Big Tech-Funded AI Papers Have Higher Citation Impact, Greater Insularity, and Larger Recency Bias
Max Martin Gnewuch, Jan Philip Wahle, Terry Ruas, Bela Gipp
TL;DR
The paper investigates how Big Tech funding shapes AI research at leading conferences by constructing a Scopus‑based dataset of about 49.8k AI papers (1998–2022) and reading funding acknowledgments to classify industry, public, and non‑funded papers. It introduces the Citation Preference Ratio (CPR) and related metrics (ORCP, mAoC) to quantify citation behavior, insularity, and recency biases across funding types. Key findings include a marked rise in industry funding since 2015, a higher proportion of industry‑funded papers achieving high citation impact, and increasingly insular citation patterns that favor recent industry‑funded work.
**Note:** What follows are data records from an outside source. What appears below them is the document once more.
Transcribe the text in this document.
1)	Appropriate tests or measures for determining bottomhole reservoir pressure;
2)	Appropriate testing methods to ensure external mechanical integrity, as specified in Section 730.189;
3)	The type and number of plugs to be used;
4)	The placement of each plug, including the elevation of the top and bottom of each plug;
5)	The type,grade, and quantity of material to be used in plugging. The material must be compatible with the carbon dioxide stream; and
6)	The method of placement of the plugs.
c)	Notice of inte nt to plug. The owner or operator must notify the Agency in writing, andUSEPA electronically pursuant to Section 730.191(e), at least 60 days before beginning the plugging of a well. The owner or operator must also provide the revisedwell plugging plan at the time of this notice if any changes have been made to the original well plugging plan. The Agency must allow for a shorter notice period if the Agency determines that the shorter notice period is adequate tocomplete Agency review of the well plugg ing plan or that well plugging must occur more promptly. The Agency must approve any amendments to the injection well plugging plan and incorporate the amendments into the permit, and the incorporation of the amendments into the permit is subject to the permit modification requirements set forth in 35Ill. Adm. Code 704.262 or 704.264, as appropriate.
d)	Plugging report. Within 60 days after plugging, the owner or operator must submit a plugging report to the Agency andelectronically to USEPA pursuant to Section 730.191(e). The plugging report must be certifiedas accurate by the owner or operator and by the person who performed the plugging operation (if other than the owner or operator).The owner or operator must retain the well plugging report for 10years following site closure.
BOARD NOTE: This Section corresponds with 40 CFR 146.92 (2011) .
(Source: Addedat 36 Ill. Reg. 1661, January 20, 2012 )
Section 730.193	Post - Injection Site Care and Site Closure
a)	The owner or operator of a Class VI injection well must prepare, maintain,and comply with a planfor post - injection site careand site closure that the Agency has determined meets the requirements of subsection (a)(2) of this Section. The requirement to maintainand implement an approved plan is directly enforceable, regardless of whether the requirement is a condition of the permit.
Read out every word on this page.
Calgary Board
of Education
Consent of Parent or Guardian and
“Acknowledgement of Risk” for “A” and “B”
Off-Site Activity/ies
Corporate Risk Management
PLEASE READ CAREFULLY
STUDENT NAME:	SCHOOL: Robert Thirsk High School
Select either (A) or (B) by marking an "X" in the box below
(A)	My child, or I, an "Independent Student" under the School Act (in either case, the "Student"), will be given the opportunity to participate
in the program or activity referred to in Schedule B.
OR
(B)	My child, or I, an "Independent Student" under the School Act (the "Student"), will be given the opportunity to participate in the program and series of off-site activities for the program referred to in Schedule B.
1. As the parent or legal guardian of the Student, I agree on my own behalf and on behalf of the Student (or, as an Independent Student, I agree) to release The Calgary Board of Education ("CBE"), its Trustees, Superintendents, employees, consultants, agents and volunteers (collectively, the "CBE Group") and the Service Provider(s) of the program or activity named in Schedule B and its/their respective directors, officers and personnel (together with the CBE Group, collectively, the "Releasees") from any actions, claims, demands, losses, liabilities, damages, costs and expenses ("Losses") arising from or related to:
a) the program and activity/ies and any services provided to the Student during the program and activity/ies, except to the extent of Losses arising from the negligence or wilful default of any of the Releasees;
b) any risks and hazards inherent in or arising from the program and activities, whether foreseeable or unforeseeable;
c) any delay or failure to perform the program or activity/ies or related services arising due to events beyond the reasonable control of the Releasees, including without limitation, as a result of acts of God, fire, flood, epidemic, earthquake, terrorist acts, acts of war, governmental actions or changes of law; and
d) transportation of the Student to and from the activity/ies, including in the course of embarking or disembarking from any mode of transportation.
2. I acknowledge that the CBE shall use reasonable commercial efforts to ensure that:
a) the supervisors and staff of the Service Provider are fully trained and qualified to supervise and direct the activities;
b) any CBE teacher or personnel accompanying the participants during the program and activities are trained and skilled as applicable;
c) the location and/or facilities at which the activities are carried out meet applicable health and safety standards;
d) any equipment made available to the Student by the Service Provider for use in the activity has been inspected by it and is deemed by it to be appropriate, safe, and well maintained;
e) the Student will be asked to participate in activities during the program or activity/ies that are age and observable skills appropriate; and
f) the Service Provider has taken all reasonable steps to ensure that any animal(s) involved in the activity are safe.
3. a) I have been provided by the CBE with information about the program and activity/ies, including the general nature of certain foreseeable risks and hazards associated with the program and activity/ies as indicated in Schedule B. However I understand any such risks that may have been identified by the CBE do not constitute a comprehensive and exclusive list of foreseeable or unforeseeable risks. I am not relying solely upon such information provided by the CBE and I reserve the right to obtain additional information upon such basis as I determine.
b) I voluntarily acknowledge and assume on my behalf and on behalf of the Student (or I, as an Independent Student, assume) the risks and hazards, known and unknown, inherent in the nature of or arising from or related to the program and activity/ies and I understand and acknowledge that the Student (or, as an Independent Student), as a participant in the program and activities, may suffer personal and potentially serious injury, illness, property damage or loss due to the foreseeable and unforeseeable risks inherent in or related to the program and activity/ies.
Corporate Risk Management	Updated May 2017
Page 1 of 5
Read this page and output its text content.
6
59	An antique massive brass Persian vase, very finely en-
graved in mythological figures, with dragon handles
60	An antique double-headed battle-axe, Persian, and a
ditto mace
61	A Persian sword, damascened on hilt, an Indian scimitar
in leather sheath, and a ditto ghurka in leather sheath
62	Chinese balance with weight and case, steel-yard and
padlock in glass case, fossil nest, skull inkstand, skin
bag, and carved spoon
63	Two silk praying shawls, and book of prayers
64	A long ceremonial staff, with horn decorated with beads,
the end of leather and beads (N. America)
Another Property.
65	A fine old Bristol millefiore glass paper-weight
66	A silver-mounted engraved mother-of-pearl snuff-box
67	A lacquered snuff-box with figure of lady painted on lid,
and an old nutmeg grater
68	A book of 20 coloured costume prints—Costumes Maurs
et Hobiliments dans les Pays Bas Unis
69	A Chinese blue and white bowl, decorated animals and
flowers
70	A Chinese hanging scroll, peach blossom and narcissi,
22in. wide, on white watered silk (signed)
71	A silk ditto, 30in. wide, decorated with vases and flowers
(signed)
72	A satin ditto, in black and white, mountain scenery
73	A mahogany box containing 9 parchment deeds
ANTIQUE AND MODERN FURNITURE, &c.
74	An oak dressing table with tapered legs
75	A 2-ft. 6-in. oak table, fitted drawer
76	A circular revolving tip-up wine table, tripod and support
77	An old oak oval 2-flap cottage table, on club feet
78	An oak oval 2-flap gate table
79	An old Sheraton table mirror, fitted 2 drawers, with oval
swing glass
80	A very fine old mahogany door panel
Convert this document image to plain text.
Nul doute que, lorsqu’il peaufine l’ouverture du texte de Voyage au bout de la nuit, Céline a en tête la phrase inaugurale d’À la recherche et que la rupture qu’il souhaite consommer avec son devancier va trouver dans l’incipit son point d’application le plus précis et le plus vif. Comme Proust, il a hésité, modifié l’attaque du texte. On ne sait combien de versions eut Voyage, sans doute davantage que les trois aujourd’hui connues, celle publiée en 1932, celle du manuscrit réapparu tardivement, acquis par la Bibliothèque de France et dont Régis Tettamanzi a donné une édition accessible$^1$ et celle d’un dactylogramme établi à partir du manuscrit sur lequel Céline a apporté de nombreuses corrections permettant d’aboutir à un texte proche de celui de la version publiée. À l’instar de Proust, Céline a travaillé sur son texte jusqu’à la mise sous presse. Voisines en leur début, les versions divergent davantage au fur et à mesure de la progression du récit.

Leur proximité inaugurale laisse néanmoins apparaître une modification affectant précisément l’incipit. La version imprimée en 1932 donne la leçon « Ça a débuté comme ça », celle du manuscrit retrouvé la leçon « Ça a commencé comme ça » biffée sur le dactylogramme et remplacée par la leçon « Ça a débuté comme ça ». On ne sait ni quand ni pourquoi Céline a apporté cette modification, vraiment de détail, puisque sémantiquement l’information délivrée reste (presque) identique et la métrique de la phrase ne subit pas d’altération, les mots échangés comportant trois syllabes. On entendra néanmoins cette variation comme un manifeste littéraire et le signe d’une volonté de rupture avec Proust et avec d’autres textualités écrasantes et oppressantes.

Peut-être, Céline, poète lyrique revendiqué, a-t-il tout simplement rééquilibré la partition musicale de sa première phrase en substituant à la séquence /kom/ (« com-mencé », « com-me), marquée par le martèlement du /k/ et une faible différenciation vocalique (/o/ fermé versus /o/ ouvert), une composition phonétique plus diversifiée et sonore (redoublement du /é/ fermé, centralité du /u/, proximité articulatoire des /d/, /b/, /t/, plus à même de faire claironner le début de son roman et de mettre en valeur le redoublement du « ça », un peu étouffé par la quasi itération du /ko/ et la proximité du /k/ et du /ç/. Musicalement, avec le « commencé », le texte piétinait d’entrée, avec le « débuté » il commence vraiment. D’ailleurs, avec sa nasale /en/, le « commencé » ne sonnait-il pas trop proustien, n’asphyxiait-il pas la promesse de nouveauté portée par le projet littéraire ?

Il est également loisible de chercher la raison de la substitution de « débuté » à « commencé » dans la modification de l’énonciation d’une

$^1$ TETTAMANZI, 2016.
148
The work highlights potential shifts in how Big Tech influences AI research trajectories and underscores the need for transparent funding, open science, and diversified funding to sustain innovation.
Abstract
Over the past four decades, artificial intelligence (AI) research has flourished at the nexus of academia and industry. However, Big Tech companies have increasingly acquired the edge in computational resources, big data, and talent. So far, it has been largely unclear how many papers the industry funds, how their citation impact compares to non-funded papers, and what drives industry interest. This study fills that gap by quantifying the number of industry-funded papers at 10 top AI conferences (e.g., ICLR, CVPR, AAAI, ACL) and their citation influence. We analyze about 49.8K papers, about 1.8M citations from AI papers to other papers, and about 2.3M citations from other papers to AI papers from 1998-2022 in Scopus. Through seven research questions, we examine the volume and evolution of industry funding in AI research, the citation impact of funded papers, the diversity and temporal range of their citations, and the subfields in which industry predominantly acts. Our findings reveal that industry presence has grown markedly since 2015, from less than 2 percent to more than 11 percent in 2020. Between 2018 and 2022, 12 percent of industry-funded papers achieved high citation rates as measured by the h5-index, compared to 4 percent of non-industry-funded papers and 2 percent of non-funded papers. Top AI conferences engage more with industry-funded research than non-funded research, as measured by our newly proposed metric, the Citation Preference Ratio (CPR). We show that industry-funded research is increasingly insular, citing predominantly other industry-funded papers while referencing fewer non-funded papers. These findings reveal new trends in AI research funding, including a shift towards more industry-funded papers and their growing citation impact, greater insularity of industry-funded work than non-funded work, and a preference of industry-funded research to cite recent work.